As the number of discovered mobile malicious programs increases every year, the pieces of malware are becoming more advanced, and attacks are becoming more complex. Hence, it is critical to enhance mobile malware mitigation methods and develop new tools and techniques to combat state-of-the-art mobile malware. The uniqueness of smartphones in terms of hardware, software, and energy constraints, poses new challenges to the traditional malware detection methods and renders many techniques ineffective or inefficient for mobile platforms. This thesis offers techniques and tools that can be used in collaboration to mitigate mobile malware, making application marketplaces and user devices more secure.
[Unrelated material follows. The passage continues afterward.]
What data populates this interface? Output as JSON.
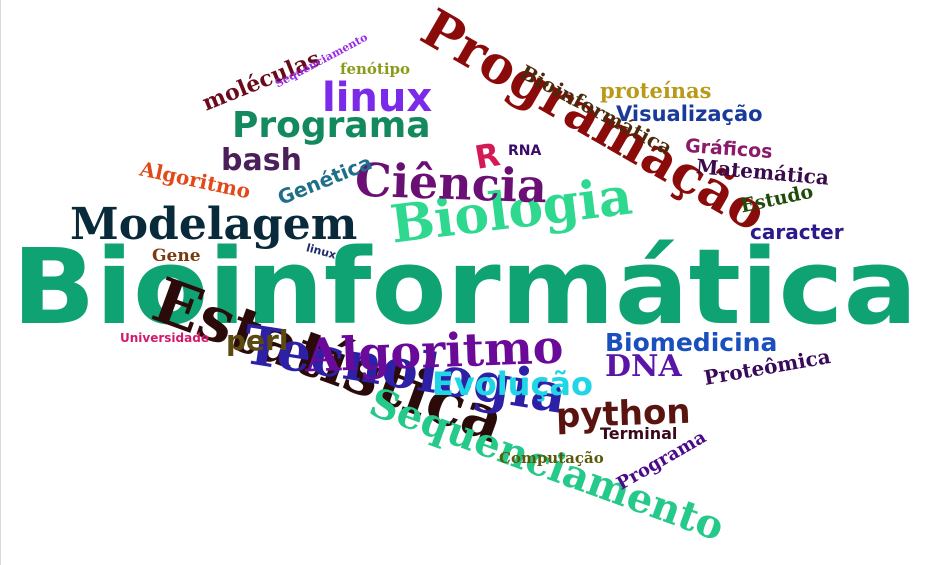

The thesis presents RansomCare, a mobile crypto-ransomware detection and mitigation method to protect mobile user data. RansomCare detects and neutralizes crypto-ransomware on smartphones in real-time, employing dynamic and lightweight static analysis. In case of a crypto-ransomware attack, it recovers lost files while preserving data privacy. We also investigate the threat of advanced mobile crypto-ransomware, which is aware of the existing methods and mimics the data manipulation patterns of legitimate applications. By implementing an Android application called Maskware, we demonstrate that it can evade common data-centric metrics such as file entropy, structure, and data transformation. A solution is proposed to detect and neutralize Maskware. The thesis also offers some solutions to mitigate the widespread of mobile malware. We present CamoDroid, an open-source and extendable dynamic analysis framework resilient against the detection by evasive Android malware. CamoDroid cloaks the existence of the analysis environment and provides a broad view of an application's behavior by monitoring and logging the dangerous API calls executed by the application. We provide an Android Interpretable Malware detection method (AIM). AIM is based on a novel application class modeling and utilizes intelligent hybrid analysis and a neural network classifier. AIM can distinguish malware from benign applications and identifies malicious parts of malware applications utilizing the attention mechanism. The evaluation results show the effectiveness of the proposed methods in mitigating mobile malware.